Publications

AOL Foundation Interactive Education Initiative Year 2 Evaluation Report

September 1, 2000

In 1999, the AOL Foundation's Interactive Education Initiative (IEI) funded 54 educational technology projects in schools, community-based organizations (CBOs), and youth-serving institutions around the country, as part of its mission to use online technology to improve the lives of families and children and empower the disadvantaged. The initiative sought to help K-12 learning environments make the most of interactive technology, to construct models and/or identify best practices that can be replicated elsewhere, and to nurture a network of educators and others who can promote effective educational use of interactive technology. In 2000, the Foundation followed up this effort by funding 55 additional interactive technology education programs at schools, CBOs and youth-serving institutions.
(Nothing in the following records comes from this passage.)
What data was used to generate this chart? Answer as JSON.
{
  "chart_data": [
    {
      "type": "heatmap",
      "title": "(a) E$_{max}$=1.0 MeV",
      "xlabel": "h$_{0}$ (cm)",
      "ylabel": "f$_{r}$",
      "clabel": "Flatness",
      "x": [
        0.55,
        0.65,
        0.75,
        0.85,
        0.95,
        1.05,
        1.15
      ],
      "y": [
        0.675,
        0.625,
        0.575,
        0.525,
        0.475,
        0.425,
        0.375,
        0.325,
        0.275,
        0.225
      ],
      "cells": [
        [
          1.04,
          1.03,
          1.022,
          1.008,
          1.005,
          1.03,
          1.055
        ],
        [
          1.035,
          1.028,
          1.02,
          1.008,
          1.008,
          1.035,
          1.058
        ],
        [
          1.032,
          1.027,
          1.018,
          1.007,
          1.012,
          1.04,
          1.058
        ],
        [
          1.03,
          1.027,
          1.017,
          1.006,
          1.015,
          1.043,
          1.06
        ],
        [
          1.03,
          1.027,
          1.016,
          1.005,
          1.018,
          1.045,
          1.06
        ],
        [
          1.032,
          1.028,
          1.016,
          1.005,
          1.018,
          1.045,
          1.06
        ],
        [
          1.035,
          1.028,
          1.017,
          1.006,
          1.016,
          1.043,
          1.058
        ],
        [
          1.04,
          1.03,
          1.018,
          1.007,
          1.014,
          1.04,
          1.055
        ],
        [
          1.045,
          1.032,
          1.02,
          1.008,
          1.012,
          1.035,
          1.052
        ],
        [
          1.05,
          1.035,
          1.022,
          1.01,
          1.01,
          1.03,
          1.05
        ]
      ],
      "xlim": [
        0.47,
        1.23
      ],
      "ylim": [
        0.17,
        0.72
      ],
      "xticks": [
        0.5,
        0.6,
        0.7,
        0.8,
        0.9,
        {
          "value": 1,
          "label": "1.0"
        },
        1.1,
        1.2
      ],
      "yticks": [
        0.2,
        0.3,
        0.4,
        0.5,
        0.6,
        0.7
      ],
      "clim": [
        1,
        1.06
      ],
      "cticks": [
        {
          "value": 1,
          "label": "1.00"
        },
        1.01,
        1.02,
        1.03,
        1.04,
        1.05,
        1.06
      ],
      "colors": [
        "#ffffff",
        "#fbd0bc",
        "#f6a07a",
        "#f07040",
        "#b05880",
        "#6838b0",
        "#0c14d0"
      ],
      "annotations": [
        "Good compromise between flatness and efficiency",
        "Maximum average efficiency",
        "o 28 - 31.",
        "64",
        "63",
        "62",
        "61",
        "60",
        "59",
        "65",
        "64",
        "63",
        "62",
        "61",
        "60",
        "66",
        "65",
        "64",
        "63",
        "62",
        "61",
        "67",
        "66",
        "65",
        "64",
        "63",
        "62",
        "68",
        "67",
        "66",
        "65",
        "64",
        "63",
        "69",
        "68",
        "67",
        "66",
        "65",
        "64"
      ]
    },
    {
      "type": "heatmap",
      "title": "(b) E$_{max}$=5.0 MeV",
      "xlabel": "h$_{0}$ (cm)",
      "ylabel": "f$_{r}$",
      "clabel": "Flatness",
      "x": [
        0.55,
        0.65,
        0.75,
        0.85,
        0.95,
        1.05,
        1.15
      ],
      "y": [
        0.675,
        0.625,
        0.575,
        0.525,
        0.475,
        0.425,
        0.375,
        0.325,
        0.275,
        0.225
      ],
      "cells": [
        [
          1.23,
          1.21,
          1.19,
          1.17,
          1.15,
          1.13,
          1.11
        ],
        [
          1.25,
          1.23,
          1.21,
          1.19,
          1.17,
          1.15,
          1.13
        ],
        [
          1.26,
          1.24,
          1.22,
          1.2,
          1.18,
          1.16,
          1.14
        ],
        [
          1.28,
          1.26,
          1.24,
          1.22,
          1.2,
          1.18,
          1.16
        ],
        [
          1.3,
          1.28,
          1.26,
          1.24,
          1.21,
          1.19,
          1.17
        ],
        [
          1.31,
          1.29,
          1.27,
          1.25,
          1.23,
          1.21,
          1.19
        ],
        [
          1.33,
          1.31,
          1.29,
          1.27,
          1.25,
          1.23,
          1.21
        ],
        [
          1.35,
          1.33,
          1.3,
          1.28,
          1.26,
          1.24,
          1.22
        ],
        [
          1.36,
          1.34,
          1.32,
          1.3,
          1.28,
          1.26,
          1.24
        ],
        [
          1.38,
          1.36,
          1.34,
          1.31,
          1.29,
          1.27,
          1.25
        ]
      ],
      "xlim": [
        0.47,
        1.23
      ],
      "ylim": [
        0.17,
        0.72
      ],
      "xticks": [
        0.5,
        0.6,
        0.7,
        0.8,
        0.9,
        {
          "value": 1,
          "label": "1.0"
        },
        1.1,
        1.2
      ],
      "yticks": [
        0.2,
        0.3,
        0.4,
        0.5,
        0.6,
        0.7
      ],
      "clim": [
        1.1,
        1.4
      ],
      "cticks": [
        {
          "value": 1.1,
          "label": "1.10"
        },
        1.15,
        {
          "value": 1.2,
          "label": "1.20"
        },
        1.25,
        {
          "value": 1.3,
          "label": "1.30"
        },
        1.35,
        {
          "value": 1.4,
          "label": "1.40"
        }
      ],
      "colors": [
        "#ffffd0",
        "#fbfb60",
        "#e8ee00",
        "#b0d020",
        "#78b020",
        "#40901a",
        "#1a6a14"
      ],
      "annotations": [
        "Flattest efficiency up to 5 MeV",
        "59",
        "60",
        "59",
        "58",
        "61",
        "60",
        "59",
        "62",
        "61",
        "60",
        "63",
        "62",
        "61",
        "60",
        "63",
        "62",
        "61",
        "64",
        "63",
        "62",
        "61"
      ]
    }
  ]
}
EDC's Center for Children and Technology (CCT) conduct an evaluation of the initiative's new set of 55 one-year implementation projects. The goals of the evaluation were to document the characteristics of the schools and organizations that received the AOL IEI grant, identify the traits of successful projects as well as factors that impede their success, recognize those projects that exemplify best practices, and assist the Foundation in identifying projects that could benefit from added investment.

METHODOLOGY
As in the first year, our second year evaluations used multiple methodologies to collect both quantitative and qualitative information. The research team collected data through two core strategies: 1) Gathering baseline quantitative information through surveys given to all 55 IEI sites.1 2) Developing a qualitative understanding of the projects in the larger context of their host organizations through site visits and telephone interviews. The information collected by these methods is the basis for case studies we present in Section III of this report. We also used this information to help identify characteristics that contributed to successful implementation and factors that hindered project success.

Last year, the CCT evaluation team found that exemplary projects shared four broad areas of commonality. These were: innovative educational design; reflective use of technology; strong leadership and vision; and status as part of a pre-existing program (see the AOL IEI 1999 report for a detailed discussion of each characteristic, a link to the report is in Further Reading). In this second round of evaluations, we built upon last year's work by testing the validity of these characteristics as yardsticks for judging project success. First, we found that this year's strongest projects tended to share traits with last year's exemplary sites. Exemplary projects were reflective and flexible in their technology use. They supported genuine educational innovation with technology, rather than using hardware to support traditional educational practice or using it for its own sake. Exemplary project leaders integrated information and communications technologies to extend student learning, expand curricular goals, and reshape traditional pedagogy. They also had a firm grasp of how their particular IEI project fit into a larger set of curriculum initiatives. Exemplary project leaders had a strong vision and a clear sense of the realities of the school that had to be coped with. Finally, we found that projects that existed in some form prior to receiving AOL funding were likelier to fulfill their proposed goals by year's end than those that were initiated with AOL funding..

Second, observing 55 new sites allowed us to go beyond affirming last year's basic findings to achieve a more complex understanding of the factors that contribute to project success, as well as those factors that hold projects back from reaching their goals. We began our analysis by grouping the IEI projects into the three categories we used last year: exemplary, promising, and struggling. We also added a fourth category - delayed - for those sites whose projects did not begin in the 1999-2000 academic year.

CONCLUSIONS
Well-focused seed money can make a difference. Based on the evidence collected during our first- and second-year evaluations of the Interactive Education Initiative, it is clear that the AOL Foundation's support of grassroots technology efforts is having an impact on teaching and learning. The first two years of the initiative gave educators from all manner of schools and CBOs the resources to make innovative new programs happen.

Although not all of the 109 projects funded by the Foundation have achieved what we call exemplary status - a certain number of missteps are inevitable with experimental new programs - many are already making differences within their schools and CBOs by addressing the educational needs of disadvantaged youth and adults in under-resourced classrooms and communities. Given additional time, and with a sustained commitment from project leadership, many more projects that we deemed "promising" will achieve the same level of impact. As the Foundation contemplates new directions for its education program area, the greatest interest may not be in individual achievements of discrete IEI projects but in the projects' ability to strengthen teaching and learning in schools and CBOs that have not participated in the initiative. In order to do this, the Foundation may want to give special consideration to a select group of grantees whose accomplishments stand out even among the successful sites. These sites found new ways to attack pervasive educational problems, built organizational structures that are strong but flexible, and spent considerable energy on selfevaluation to ensure that their programs genuinely serve the target population. Because of their thoroughness and sustainability, these projects have the potential of being adapted to other environments and organizations. As the Foundation considers its next steps, it may be valuable to revisit these exemplary projects, giving thought to how several of them are poised to reach a larger audience if given additional support. In the "Recommendations" section in this report, we provide specific suggestions for ways the Foundation may further its collaboration with some of these successful projects.